02 Jul 2015
A new type of bat licence was launched by Natural England in April 2015. The new Bat Low Impact Class Licence (BLICL) aims to reduce the administrative burden on development in certain situations by speeding up and streamlining the application process.
After participating in the 2013/2014 trial of this licence and attending two days of workshops lead by Natural England in April 2015, RPS Ecologist Dr. Stephanie Murphy is now a registered consultant for BLICL, one of only around 60 in the country.
This new licence type will permit works that have an impact on bat roosts of low conservation significance occupied by a small number of common species without the need for a traditional licence from Natural England. The BLICL allows faster processing of applications and will have the following additional advantages:
Once surveys have been completed it is expected that processing of the licence by Natural England will take 10 working days (instead of the 30+ currently required), meaning the licence can be written, applied for and granted in less than four weeks. The licence still requires full surveys to be carried out to determine the species and type of roost present. Whilst a pragmatic approach can be taken, the overall outcome for licences that are granted will be no detriment to the species so suitable mitigation etc. will still be required. However, this faster and more efficient system should have a positive outcome for conservation by reducing negative associations of having bats on site while also streamlining the process to ensure development can progress in an efficient manner.
This is a welcome move away from time-consuming and costly individual licences previously required for all bat roosts, regardless of conservation status and RPS hope to be able to make use of this innovative new licence for our clients and their projects in the current survey season.
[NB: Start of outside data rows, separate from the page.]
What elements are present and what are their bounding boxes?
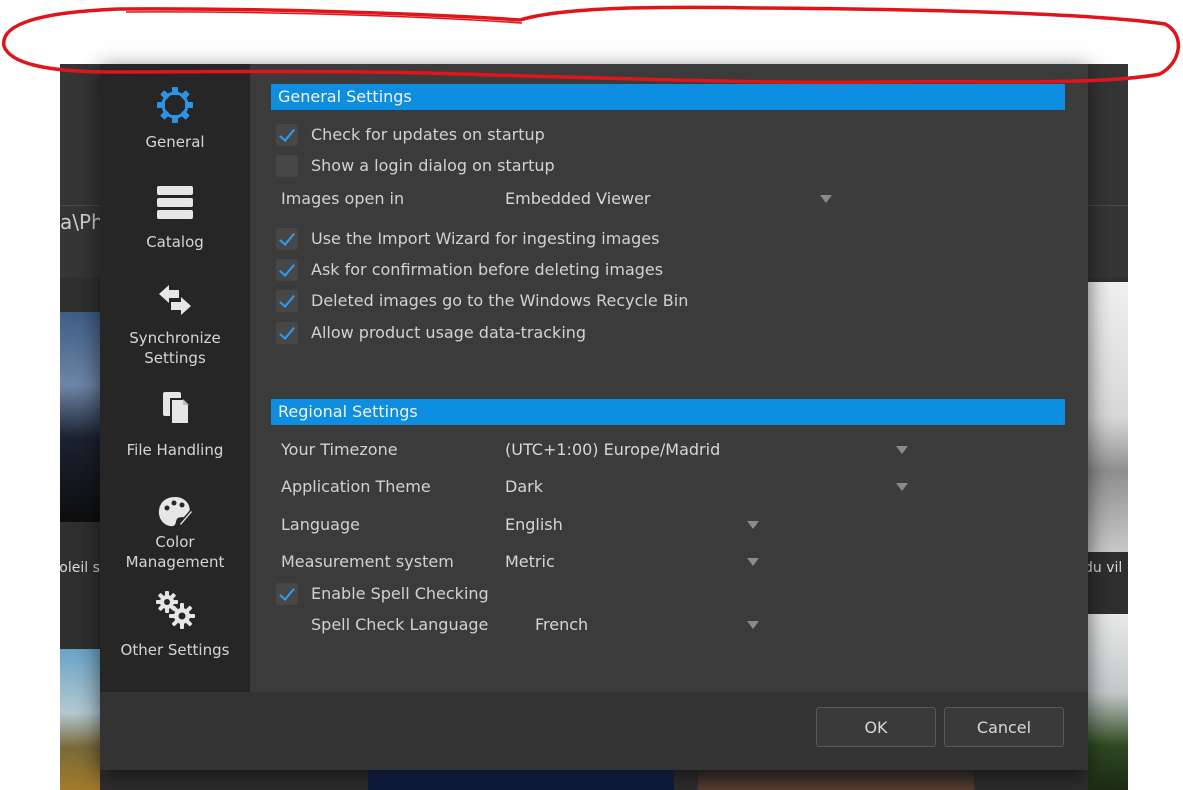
spell-check-label: Enable Spell Checking [311, 584, 489, 603]
settings-sidebar: General Catalog Synchronize Settings Fil… [100, 64, 250, 692]
sidebar-item-label: General [145, 133, 205, 151]
measurement-value: Metric [505, 552, 555, 571]
usage-tracking-checkbox[interactable] [276, 322, 298, 344]
timezone-dropdown[interactable]: (UTC+1:00) Europe/Madrid [505, 437, 908, 463]
confirm-delete-label: Ask for confirmation before deleting ima… [311, 260, 664, 279]
login-dialog-label: Show a login dialog on startup [311, 156, 555, 175]
sidebar-item-label: Color Management [125, 533, 225, 571]
sync-arrows-icon [159, 285, 191, 315]
sidebar-item-file-handling[interactable]: File Handling [100, 390, 250, 460]
app-theme-label: Application Theme [281, 477, 431, 496]
sidebar-item-catalog[interactable]: Catalog [100, 184, 250, 252]
recycle-bin-label: Deleted images go to the Windows Recycle… [311, 291, 689, 310]
background-folder-path: a\Ph [60, 210, 104, 234]
recycle-bin-checkbox[interactable] [276, 290, 298, 312]
app-theme-value: Dark [505, 477, 543, 496]
import-wizard-checkbox[interactable] [276, 228, 298, 250]
chevron-down-icon [747, 521, 759, 529]
background-thumbnail-trees[interactable] [1088, 614, 1128, 790]
usage-tracking-label: Allow product usage data-tracking [311, 323, 587, 342]
chevron-down-icon [747, 621, 759, 629]
sidebar-item-label: Catalog [146, 233, 204, 251]
spell-language-dropdown[interactable]: French [535, 612, 759, 638]
stack-icon [157, 186, 193, 219]
background-caption-right: du vil [1084, 560, 1123, 576]
sidebar-item-label: Other Settings [120, 641, 230, 659]
chevron-down-icon [747, 558, 759, 566]
background-thumbnail-landscape[interactable] [60, 649, 100, 790]
spell-language-label: Spell Check Language [311, 615, 489, 634]
section-header-regional: Regional Settings [271, 399, 1065, 425]
chevron-down-icon [896, 483, 908, 491]
language-dropdown[interactable]: English [505, 512, 759, 538]
spell-check-checkbox[interactable] [276, 583, 298, 605]
background-thumbnail-village[interactable] [1088, 282, 1128, 552]
images-open-in-dropdown[interactable]: Embedded Viewer [505, 186, 832, 212]
chevron-down-icon [896, 446, 908, 454]
images-open-in-label: Images open in [281, 189, 405, 208]
timezone-value: (UTC+1:00) Europe/Madrid [505, 440, 721, 459]
background-thumbnail-sky[interactable] [60, 312, 100, 522]
ok-button[interactable]: OK [816, 707, 936, 747]
images-open-in-value: Embedded Viewer [505, 189, 651, 208]
confirm-delete-checkbox[interactable] [276, 259, 298, 281]
spell-language-value: French [535, 615, 589, 634]
documents-icon [163, 392, 190, 425]
preferences-dialog: General Catalog Synchronize Settings Fil… [100, 64, 1088, 770]
gear-icon [157, 87, 193, 123]
sidebar-item-synchronize[interactable]: Synchronize Settings [100, 282, 250, 368]
import-wizard-label: Use the Import Wizard for ingesting imag… [311, 229, 660, 248]
dialog-footer [100, 692, 1088, 770]
chevron-down-icon [820, 195, 832, 203]
sidebar-item-color-management[interactable]: Color Management [100, 494, 250, 572]
cancel-button[interactable]: Cancel [944, 707, 1064, 747]
sidebar-item-other-settings[interactable]: Other Settings [100, 590, 250, 660]
palette-icon [158, 497, 195, 528]
language-value: English [505, 515, 563, 534]
measurement-label: Measurement system [281, 552, 454, 571]
sidebar-item-label: Synchronize Settings [129, 329, 221, 367]
sidebar-item-label: File Handling [126, 441, 224, 459]
section-header-general: General Settings [271, 84, 1065, 110]
gears-icon [156, 591, 195, 629]
app-theme-dropdown[interactable]: Dark [505, 474, 908, 500]
language-label: Language [281, 515, 360, 534]
check-updates-checkbox[interactable] [276, 124, 298, 146]
login-dialog-checkbox[interactable] [276, 155, 298, 177]
sidebar-item-general[interactable]: General [100, 84, 250, 152]
settings-content: General Settings Check for updates on st… [250, 64, 1088, 692]
background-caption-left: soleil s [60, 560, 100, 576]
measurement-dropdown[interactable]: Metric [505, 549, 759, 575]
check-updates-label: Check for updates on startup [311, 125, 545, 144]
timezone-label: Your Timezone [281, 440, 398, 459]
RPS' Bat Ecology team is based at offices across the UK, and offers legal advice as well as undertaking surveys such as tree and building inspections and helping to ensure bat protection measures are complied with – an issue of great importance to Defra, Natural England, other conservation groups and local authorities. This includes such services as ecological assessments, observation surveys, radio-tracking, infra-red surveys, remote monitoring with thermal-imaging and design and installation of mitigation measures such as bat bridges.